私が子供の時には、徳島本線のSLが牽引した客車に揺られ、徳島駅で小松島線に乗り換え、終点の小松島港から接続した南海フェリーで和歌山へ行き、難波行きの南海電車で大阪へ向かったものです。
当時南海フェリーは、小松島港と和歌山を結んでおり、待合室では、おやつ代わりに小松島名物の「竹輪」をよく食べました。
大鳴門橋と明石海峡大橋が完成して、それまで徳島と京阪神を結んでいた徳島阪神フェリーなどが廃止になったにもかかわらず、南海フェリーは試行錯誤の中、航路を継続して四国の経済に大きく貢献しています。
私は、東京へ車で行くときには、間違いなく南海フェリーを利用し、帰りはオーシャンフェリーを使います。
今回1便減便になることで年間5千万円の収益向上が見込まれるそうで、企業としては収益の確保が第一目標であり、充分にそのことは理解できます。
しかしながらここで問題なのは、指をくわえて静観している徳島県の対応です。
徳島という人口わずか80万人の弱小県であるにもかかわらず、かつてはスカイマークエアラインズが東京へ向かい、徳島阪神フェリーと南海フェリー(南海四国ライン)が大阪へ、オーシャン東九フェリーが西日本で唯一の東京航路を結んでいます。
しかし、スカイマークエアラインズが利用率の低迷で撤退し、徳島阪神フェリーが廃止、南海フェリーも徐々に便数を削減している状況にあります。

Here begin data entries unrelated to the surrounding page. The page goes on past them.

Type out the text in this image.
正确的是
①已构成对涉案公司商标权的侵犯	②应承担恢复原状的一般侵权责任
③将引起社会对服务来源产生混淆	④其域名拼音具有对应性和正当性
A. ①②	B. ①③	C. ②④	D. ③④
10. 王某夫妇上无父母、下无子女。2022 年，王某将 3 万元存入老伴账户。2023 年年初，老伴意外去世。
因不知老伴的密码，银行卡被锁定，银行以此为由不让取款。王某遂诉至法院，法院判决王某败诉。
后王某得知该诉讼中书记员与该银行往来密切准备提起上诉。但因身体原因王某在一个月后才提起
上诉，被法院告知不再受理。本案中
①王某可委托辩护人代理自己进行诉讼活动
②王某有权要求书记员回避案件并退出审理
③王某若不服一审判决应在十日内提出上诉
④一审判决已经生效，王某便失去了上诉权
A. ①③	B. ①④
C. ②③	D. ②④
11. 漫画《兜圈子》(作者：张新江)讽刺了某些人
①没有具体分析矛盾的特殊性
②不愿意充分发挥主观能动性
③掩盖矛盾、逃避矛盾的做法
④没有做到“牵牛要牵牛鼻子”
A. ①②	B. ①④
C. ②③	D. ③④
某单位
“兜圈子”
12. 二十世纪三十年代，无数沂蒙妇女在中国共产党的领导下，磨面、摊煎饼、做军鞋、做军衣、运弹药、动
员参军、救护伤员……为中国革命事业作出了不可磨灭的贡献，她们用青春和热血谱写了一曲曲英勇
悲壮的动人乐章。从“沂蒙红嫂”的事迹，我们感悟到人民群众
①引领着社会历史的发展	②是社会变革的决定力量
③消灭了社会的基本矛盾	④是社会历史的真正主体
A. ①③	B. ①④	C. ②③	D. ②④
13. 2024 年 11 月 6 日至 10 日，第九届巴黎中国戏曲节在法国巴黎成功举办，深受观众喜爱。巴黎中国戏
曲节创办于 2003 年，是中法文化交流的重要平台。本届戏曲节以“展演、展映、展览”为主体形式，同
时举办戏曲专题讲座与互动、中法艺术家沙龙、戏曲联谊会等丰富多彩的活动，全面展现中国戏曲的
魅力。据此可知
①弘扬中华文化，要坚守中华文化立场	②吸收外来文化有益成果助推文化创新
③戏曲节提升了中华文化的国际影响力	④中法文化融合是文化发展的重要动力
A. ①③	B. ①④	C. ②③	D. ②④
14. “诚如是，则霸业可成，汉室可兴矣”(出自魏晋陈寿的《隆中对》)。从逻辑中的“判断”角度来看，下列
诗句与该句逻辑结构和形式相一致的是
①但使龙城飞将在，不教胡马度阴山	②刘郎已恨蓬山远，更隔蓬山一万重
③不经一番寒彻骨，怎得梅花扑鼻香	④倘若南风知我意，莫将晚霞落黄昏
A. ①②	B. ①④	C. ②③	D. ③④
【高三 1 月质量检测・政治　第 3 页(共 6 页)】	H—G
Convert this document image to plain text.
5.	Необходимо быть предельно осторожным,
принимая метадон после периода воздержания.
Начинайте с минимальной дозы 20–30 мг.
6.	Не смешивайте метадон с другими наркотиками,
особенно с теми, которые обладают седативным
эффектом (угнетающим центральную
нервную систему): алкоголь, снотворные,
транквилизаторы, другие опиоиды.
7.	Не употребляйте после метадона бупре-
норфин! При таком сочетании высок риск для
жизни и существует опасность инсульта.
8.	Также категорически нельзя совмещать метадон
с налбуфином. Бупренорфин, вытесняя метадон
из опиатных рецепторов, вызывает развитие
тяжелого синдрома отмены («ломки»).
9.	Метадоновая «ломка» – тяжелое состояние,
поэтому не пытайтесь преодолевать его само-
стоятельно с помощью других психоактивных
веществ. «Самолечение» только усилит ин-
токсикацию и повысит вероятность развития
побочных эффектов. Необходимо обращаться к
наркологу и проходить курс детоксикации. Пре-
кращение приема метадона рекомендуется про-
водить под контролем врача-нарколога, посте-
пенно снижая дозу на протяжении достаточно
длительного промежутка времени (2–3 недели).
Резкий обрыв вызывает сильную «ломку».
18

日本航空はエアシステムの名残で、東京便を運行していますが、利用率は毎年減少しているそうで、収益が悪化している日本航空としては、徳島便の減便ももはや時間の問題です。
徳島は人口の割にホテルなどの宿泊施設が多く、また会場を簡単に抑えることが出来るメリットがあり、東京と北九州からの直行フェリー、東京、名古屋、福岡からの航空便、京阪神からわずか2時間程度の高速バスなど交通の便の良さがあって、様々な全国大会が開催される街なのです。
このように計り知れない経済効果を得るためにも、南海フェリーと日本航空東京便の便数の確保、そして最も大切なのがオーシャン東九フェリー徳島寄港の確保だと思っています。
徳島県はこのことの重要性をよく認識した上で、意味のないハコモノなど無駄金を使うのではなく、日本有数の過疎県の経済確保のために、このことに全力を尽くす必要があると感じています。